Description
Simplify dinner with our mouthwatering Crockpot BBQ Chicken Tacos! Juicy chicken cooked to perfection in the crockpot and finished on a sheet pan for that irresistible crisp, served with zesty corn salsa and creamy avocado lime crema—a surefire hit for any night of the week!
Ingredients
Scale
For the Tacos:
- 4 small or 2 large chicken breasts or boneless skinless chicken thighs
- 1/2 cup of your favorite bbq sauce
- 2 teaspoons chili powder
- 2 teaspoons smoked paprika
- 2 teaspoons dijon mustard
- 8 corn tortillas
- 1 1/2 cups shredded cheddar
- toothpicks (if needed)
For the Salsa:
- 1 package frozen roasted corn, cooked according to package instructions and cooled
- 1/2 a cup of fresh chopped cilantro
- 1/2 a lime juiced
- 2 chopped scallions
For the Crema:
- 2 avocados peeled and pitted
- 1 lime juiced
Instructions
- Place chicken and bbq sauce in a slow cooker and cook on high for 2 hours or low for 4.

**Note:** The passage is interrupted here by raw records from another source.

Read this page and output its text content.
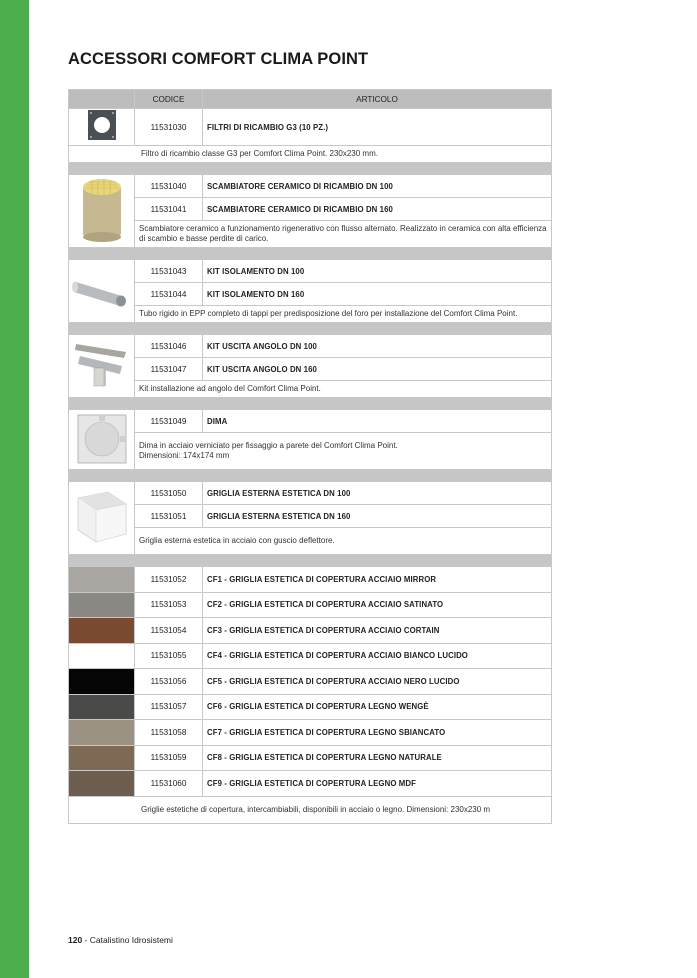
ACCESSORI COMFORT CLIMA POINT
	CODICE	ARTICOLO
	11531030	FILTRI DI RICAMBIO G3 (10 PZ.)
Filtro di ricambio classe G3 per Comfort Clima Point. 230x230 mm.		

	11531040	SCAMBIATORE CERAMICO DI RICAMBIO DN 100
	11531041	SCAMBIATORE CERAMICO DI RICAMBIO DN 160
	Scambiatore ceramico a funzionamento rigenerativo con flusso alternato. Realizzato in ceramica con alta efficienza di scambio e basse perdite di carico.	

	11531043	KIT ISOLAMENTO DN 100
	11531044	KIT ISOLAMENTO DN 160
	Tubo rigido in EPP completo di tappi per predisposizione del foro per installazione del Comfort Clima Point.	

	11531046	KIT USCITA ANGOLO DN 100
	11531047	KIT USCITA ANGOLO DN 160
	Kit installazione ad angolo del Comfort Clima Point.	

	11531049	DIMA
	Dima in acciaio verniciato per fissaggio a parete del Comfort Clima Point.
Dimensioni: 174x174 mm	

	11531050	GRIGLIA ESTERNA ESTETICA DN 100
	11531051	GRIGLIA ESTERNA ESTETICA DN 160
	Griglia esterna estetica in acciaio con guscio deflettore.	

	11531052	CF1 - GRIGLIA ESTETICA DI COPERTURA ACCIAIO MIRROR

	11531053	CF2 - GRIGLIA ESTETICA DI COPERTURA ACCIAIO SATINATO

	11531054	CF3 - GRIGLIA ESTETICA DI COPERTURA ACCIAIO CORTAIN

	11531055	CF4 - GRIGLIA ESTETICA DI COPERTURA ACCIAIO BIANCO LUCIDO

	11531056	CF5 - GRIGLIA ESTETICA DI COPERTURA ACCIAIO NERO LUCIDO

	11531057	CF6 - GRIGLIA ESTETICA DI COPERTURA LEGNO WENGÈ

	11531058	CF7 - GRIGLIA ESTETICA DI COPERTURA LEGNO SBIANCATO

	11531059	CF8 - GRIGLIA ESTETICA DI COPERTURA LEGNO NATURALE

	11531060	CF9 - GRIGLIA ESTETICA DI COPERTURA LEGNO MDF
Griglie estetiche di copertura, intercambiabili, disponibili in acciaio o legno. Dimensioni: 230x230 m		
120 - Catalistino Idrosistemi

- Once the chicken is done, add the smoked paprika, chili powder, and dijon mustard.
- Shred the chicken with forks or in a mixer.
- Preheat the oven to 425F.
- Microwave the corn tortillas for 20-30 seconds to make pliable.
- Line a baking sheet with parchment paper.
- On the sheet, spray the tortillas with cooking spray front and back.
- To each tortilla, add cheese, chicken, and more cheese.
- Fold the tortillas in half. If the tortillas continue to pop up, use two toothpicks in each to hold the top down.
- Bake for 8 minutes, then flip. If using the toothpicks, remove when flipping.
- Cook for an additional 5 minutes.
- While the tacos cook, mix all of the salsa ingredients and place in the fridge until ready to eat.
- Place the avocados and lime juice in a food processor and process until smooth.
- Serve the crispy tacos immediately with corn salsa and avocado!